Baohang Zhou


2022

pdf
Improving Zero-Shot Entity Linking Candidate Generation with Ultra-Fine Entity Type Information
Xuhui Sui | Ying Zhang | Kehui Song | Baohang Zhou | Guoqing Zhao | Xin Wei | Xiaojie Yuan
Proceedings of the 29th International Conference on Computational Linguistics

Entity linking, which aims at aligning ambiguous entity mentions to their referent entities in a knowledge base, plays a key role in multiple natural language processing tasks. Recently, zero-shot entity linking task has become a research hotspot, which links mentions to unseen entities to challenge the generalization ability. For this task, the training set and test set are from different domains, and thus entity linking models tend to be overfitting due to the tendency of memorizing the properties of entities that appear frequently in the training set. We argue that general ultra-fine-grained type information can help the linking models to learn contextual commonality and improve their generalization ability to tackle the overfitting problem. However, in the zero-shot entity linking setting, any type information is not available and entities are only identified by textual descriptions. Thus, we first extract the ultra-fine entity type information from the entity textual descriptions. Then, we propose a hierarchical multi-task model to improve the high-level zero-shot entity linking candidate generation task by utilizing the entity typing task as an auxiliary low-level task, which introduces extracted ultra-fine type information into the candidate generation task. Experimental results demonstrate the effectiveness of utilizing the ultra-fine entity type information and our proposed method achieves state-of-the-art performance.

2021

pdf
An End-to-End Progressive Multi-Task Learning Framework for Medical Named Entity Recognition and Normalization
Baohang Zhou | Xiangrui Cai | Ying Zhang | Xiaojie Yuan
Proceedings of the 59th Annual Meeting of the Association for Computational Linguistics and the 11th International Joint Conference on Natural Language Processing (Volume 1: Long Papers)

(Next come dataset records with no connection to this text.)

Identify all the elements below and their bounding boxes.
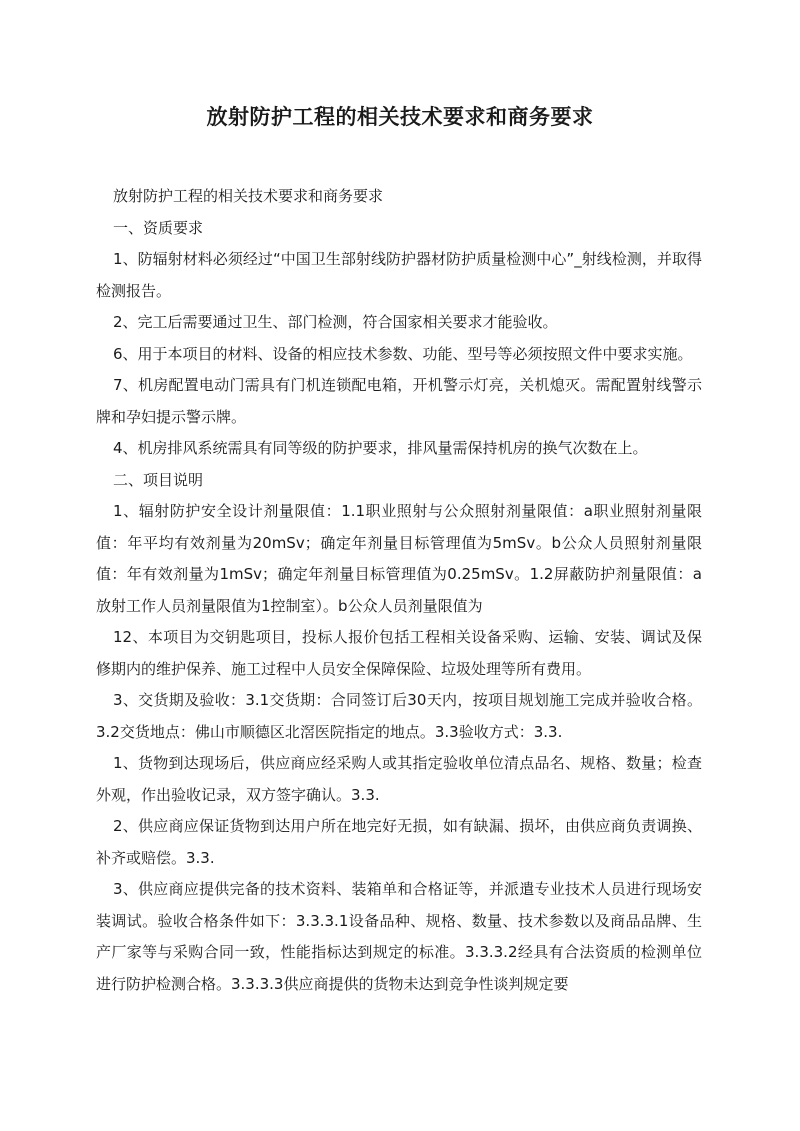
paragraph: 1、辐射防护安全设计剂量限值：1.1职业照射与公众照射剂量限值：a职业照射剂量限值：年平均有效剂量为20mSv；确定年剂量目标管理值为5mSv。b公众人员照射剂量限值：年有效剂量为1mSv；确定年剂量目标管理值为0.25mSv。1.2屏蔽防护剂量限值：a放射工作人员剂量限值为1控制室）。b公众人员剂量限值为 — [96, 502, 702, 615]
paragraph: 2、供应商应保证货物到达用户所在地完好无损，如有缺漏、损坏，由供应商负责调换、补齐或赔偿。3.3. — [96, 817, 702, 867]
section-heading-qualifications: 一、资质要求 — [113, 218, 204, 237]
paragraph: 3、交货期及验收：3.1交货期：合同签订后30天内，按项目规划施工完成并验收合格。3.2交货地点：佛山市顺德区北滘医院指定的地点。3.3验收方式：3.3. — [96, 691, 702, 741]
paragraph: 12、本项目为交钥匙项目，投标人报价包括工程相关设备采购、运输、安装、调试及保修期内的维护保养、施工过程中人员安全保障保险、垃圾处理等所有费用。 — [96, 628, 702, 678]
document-body — [96, 181, 702, 1000]
paragraph: 1、防辐射材料必须经过“中国卫生部射线防护器材防护质量检测中心”_射线检测，并取得检测报告。 — [96, 250, 702, 300]
section-heading-project-description: 二、项目说明 — [113, 470, 204, 489]
paragraph: 1、货物到达现场后，供应商应经采购人或其指定验收单位清点品名、规格、数量；检查外观，作出验收记录，双方签字确认。3.3. — [96, 754, 702, 804]
paragraph: 7、机房配置电动门需具有门机连锁配电箱，开机警示灯亮，关机熄灭。需配置射线警示牌和孕妇提示警示牌。 — [96, 376, 702, 426]
paragraph: 3、供应商应提供完备的技术资料、装箱单和合格证等，并派遣专业技术人员进行现场安装调试。验收合格条件如下：3.3.3.1设备品种、规格、数量、技术参数以及商品品牌、生产厂家等与采购合同一致，性能指标达到规定的标准。3.3.3.2经具有合法资质的检测单位进行防护检测合格。3.3.3.3供应商提供的货物未达到竞争性谈判规定要 — [96, 880, 702, 993]
paragraph-intro-title: 放射防护工程的相关技术要求和商务要求 — [113, 187, 384, 205]
document-title: 放射防护工程的相关技术要求和商务要求 — [206, 105, 594, 129]
paragraph: 4、机房排风系统需具有同等级的防护要求，排风量需保持机房的换气次数在上。 — [113, 439, 648, 457]
paragraph: 2、完工后需要通过卫生、部门检测，符合国家相关要求才能验收。 — [113, 313, 558, 331]
paragraph: 6、用于本项目的材料、设备的相应技术参数、功能、型号等必须按照文件中要求实施。 — [113, 344, 693, 363]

Medical named entity recognition (NER) and normalization (NEN) are fundamental for constructing knowledge graphs and building QA systems. Existing implementations for medical NER and NEN are suffered from the error propagation between the two tasks. The mispredicted mentions from NER will directly influence the results of NEN. Therefore, the NER module is the bottleneck of the whole system. Besides, the learnable features for both tasks are beneficial to improving the model performance. To avoid the disadvantages of existing models and exploit the generalized representation across the two tasks, we design an end-to-end progressive multi-task learning model for jointly modeling medical NER and NEN in an effective way. There are three level tasks with progressive difficulty in the framework. The progressive tasks can reduce the error propagation with the incremental task settings which implies the lower level tasks gain the supervised signals other than errors from the higher level tasks to improve their performances. Besides, the context features are exploited to enrich the semantic information of entity mentions extracted by NER. The performance of NEN profits from the enhanced entity mention features. The standard entities from knowledge bases are introduced into the NER module for extracting corresponding entity mentions correctly. The empirical results on two publicly available medical literature datasets demonstrate the superiority of our method over nine typical methods.